En la causa, quedó establecido que durante el secuestro de las dos mujeres fue liberada la zona y que, al día siguiente, policías de la delegación a cargo de Díaz se hicieron presentes en una agencia de turismo con una copia del recibo de pago de un viaje que Urquía pensaba realizar a México. Los efectivos querían averiguar la fecha de embarque. El fiscal además ponderó testimonios que indicaron que ambas víctimas estuvieron privadas ilegalmente de su libertad en la delegación de la Policía Federal.

En ese sentido, consideró que Díaz "brindó cooperación intelectual y material indispensable para que los subordinados llevaran adelante la comisión de los hechos ilícitos en cuestión, garantizando su ulterior impunidad".

Rodríguez explicó que "existe un grado de sospecha suficiente de que sin su determinación, sin su intención y su compromiso con las órdenes emanadas de la cúpula de la Policía Federal Argentina y del Ministerio de Bienestar Social, los mismos no podrían haber acaecido". La alusión a la cartera dirigida en 1974 por José López Rega tiene relación con los antecedentes incorporados a la causa sobre la constitución de la Alianza Anticomunista Argentina, el abastecimiento de recursos desde aquella sede ministerial y su labor criminal desarrollada en Santa Fe con miembros de la Policía Federal y del Ejército.

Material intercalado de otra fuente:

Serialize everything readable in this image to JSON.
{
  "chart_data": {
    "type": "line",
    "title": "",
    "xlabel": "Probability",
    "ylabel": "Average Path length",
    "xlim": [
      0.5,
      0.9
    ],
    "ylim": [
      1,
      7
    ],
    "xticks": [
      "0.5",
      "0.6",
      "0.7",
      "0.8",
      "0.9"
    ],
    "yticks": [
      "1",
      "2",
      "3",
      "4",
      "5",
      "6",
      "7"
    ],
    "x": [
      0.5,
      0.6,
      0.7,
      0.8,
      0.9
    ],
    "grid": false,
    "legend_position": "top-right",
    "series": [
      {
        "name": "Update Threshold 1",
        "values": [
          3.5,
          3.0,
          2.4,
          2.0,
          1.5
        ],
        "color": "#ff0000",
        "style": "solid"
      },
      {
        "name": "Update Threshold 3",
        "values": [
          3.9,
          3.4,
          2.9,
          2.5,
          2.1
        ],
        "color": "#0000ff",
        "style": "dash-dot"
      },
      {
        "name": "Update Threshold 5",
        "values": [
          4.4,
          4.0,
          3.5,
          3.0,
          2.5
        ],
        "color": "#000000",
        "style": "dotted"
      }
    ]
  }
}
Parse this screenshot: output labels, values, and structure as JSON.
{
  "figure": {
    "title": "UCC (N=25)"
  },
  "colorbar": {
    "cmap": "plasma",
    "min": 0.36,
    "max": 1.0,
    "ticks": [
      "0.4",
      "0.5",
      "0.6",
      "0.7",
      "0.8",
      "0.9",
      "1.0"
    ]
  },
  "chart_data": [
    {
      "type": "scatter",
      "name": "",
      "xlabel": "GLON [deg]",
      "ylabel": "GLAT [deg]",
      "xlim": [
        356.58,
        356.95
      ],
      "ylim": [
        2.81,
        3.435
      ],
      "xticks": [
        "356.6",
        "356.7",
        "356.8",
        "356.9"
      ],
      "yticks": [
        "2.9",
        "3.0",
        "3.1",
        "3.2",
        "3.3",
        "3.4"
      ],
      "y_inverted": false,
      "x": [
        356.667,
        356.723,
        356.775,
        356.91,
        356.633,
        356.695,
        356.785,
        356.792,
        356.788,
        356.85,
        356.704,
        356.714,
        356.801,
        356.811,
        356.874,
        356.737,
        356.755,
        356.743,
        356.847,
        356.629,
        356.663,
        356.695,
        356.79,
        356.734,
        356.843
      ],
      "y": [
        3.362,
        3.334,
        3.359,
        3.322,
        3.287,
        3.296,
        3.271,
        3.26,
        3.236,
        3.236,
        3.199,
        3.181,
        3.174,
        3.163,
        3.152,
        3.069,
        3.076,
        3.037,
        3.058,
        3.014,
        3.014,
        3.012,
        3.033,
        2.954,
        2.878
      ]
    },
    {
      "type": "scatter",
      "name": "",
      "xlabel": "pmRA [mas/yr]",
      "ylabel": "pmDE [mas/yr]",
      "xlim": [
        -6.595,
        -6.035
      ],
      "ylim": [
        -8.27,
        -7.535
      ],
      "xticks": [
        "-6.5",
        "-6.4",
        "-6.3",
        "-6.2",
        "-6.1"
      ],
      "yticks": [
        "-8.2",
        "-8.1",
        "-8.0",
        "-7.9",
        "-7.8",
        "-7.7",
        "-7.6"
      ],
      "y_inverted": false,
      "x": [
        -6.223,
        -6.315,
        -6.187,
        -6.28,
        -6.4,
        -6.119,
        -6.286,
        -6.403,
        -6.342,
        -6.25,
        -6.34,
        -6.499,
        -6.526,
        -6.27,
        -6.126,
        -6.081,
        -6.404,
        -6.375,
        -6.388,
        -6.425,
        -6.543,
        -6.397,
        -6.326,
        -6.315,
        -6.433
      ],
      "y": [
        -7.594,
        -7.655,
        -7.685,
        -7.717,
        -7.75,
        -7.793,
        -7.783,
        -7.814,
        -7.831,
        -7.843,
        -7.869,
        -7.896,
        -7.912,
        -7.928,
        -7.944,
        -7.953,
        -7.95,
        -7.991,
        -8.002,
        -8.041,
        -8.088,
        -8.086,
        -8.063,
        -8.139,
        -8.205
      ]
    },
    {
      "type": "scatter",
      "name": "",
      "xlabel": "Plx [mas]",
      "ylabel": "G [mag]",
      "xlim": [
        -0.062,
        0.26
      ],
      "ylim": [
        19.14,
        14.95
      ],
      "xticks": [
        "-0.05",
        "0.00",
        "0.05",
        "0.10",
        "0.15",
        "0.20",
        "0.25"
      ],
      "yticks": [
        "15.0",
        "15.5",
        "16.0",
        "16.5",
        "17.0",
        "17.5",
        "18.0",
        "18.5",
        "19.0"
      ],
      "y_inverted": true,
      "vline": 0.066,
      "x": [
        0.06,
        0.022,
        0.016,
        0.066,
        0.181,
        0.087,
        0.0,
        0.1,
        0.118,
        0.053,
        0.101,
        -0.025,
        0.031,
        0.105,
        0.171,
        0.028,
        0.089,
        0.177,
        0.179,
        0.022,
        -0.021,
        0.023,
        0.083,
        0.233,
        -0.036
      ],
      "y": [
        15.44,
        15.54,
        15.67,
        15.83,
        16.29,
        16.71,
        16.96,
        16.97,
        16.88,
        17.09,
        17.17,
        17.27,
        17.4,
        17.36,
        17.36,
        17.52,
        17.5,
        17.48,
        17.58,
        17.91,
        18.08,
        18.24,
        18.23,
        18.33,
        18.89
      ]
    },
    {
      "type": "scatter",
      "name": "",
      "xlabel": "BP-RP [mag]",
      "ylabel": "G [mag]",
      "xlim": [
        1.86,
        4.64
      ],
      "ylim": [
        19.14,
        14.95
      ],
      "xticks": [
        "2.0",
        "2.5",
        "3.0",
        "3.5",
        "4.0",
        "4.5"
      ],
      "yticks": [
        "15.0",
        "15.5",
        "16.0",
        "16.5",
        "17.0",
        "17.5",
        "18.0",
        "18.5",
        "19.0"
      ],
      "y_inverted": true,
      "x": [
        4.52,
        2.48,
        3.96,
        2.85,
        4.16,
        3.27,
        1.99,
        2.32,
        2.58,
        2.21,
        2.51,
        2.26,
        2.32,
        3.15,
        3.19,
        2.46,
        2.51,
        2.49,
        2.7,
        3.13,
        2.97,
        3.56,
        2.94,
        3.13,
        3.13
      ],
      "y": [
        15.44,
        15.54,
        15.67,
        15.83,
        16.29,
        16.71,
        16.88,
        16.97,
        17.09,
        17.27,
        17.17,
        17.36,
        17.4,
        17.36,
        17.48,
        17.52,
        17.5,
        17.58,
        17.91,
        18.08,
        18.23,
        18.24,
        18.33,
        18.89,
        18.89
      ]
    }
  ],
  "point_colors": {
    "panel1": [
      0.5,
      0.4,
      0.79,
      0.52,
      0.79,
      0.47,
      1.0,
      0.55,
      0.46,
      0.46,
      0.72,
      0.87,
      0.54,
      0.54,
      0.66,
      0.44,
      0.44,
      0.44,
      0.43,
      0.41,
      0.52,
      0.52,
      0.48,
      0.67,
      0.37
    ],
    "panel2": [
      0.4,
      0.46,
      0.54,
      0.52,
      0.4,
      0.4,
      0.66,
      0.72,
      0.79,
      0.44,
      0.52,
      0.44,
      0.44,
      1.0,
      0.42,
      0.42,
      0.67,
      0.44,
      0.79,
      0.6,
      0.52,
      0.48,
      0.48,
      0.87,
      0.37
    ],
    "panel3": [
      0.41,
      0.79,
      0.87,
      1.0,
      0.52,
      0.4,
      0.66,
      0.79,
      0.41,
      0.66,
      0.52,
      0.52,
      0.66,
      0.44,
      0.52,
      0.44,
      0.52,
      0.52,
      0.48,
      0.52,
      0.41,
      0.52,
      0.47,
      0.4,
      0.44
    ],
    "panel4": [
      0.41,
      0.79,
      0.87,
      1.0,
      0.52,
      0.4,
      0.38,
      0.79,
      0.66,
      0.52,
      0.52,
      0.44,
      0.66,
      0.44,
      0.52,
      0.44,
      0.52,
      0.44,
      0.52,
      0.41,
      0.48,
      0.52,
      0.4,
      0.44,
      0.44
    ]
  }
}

En el pedido de indagatoria, el fiscal Rodríguez resaltó que Díaz asumió el cargo de jefe de la delegación de la Policía Federal el 9 de febrero de 1974, "pocos días antes de que la organización denominada 'Triple A' difundiera una 'lista negra' de futuras víctimas que serían ejecutadas inmediatamente" y que en el legajo policial del imputado se refleja "su destacada actuación en el esclarecimiento de los homicidios de los oficiales del Ejército Argentino Néstor Horacio López y Juan Carlos Gambandé y su intervención en procedimientos llevados adelante por infracciones a la Ley 20840", la denominada "antisubversiva". El caso de López, recordó el fiscal, "no se encuentra exento de denuncias por supuestas confesiones logradas bajo la aplicación de tormentos y torturas en la sede de la Policía Federal, semejantes a las padecidas por las víctimas Zamaro y Urquía".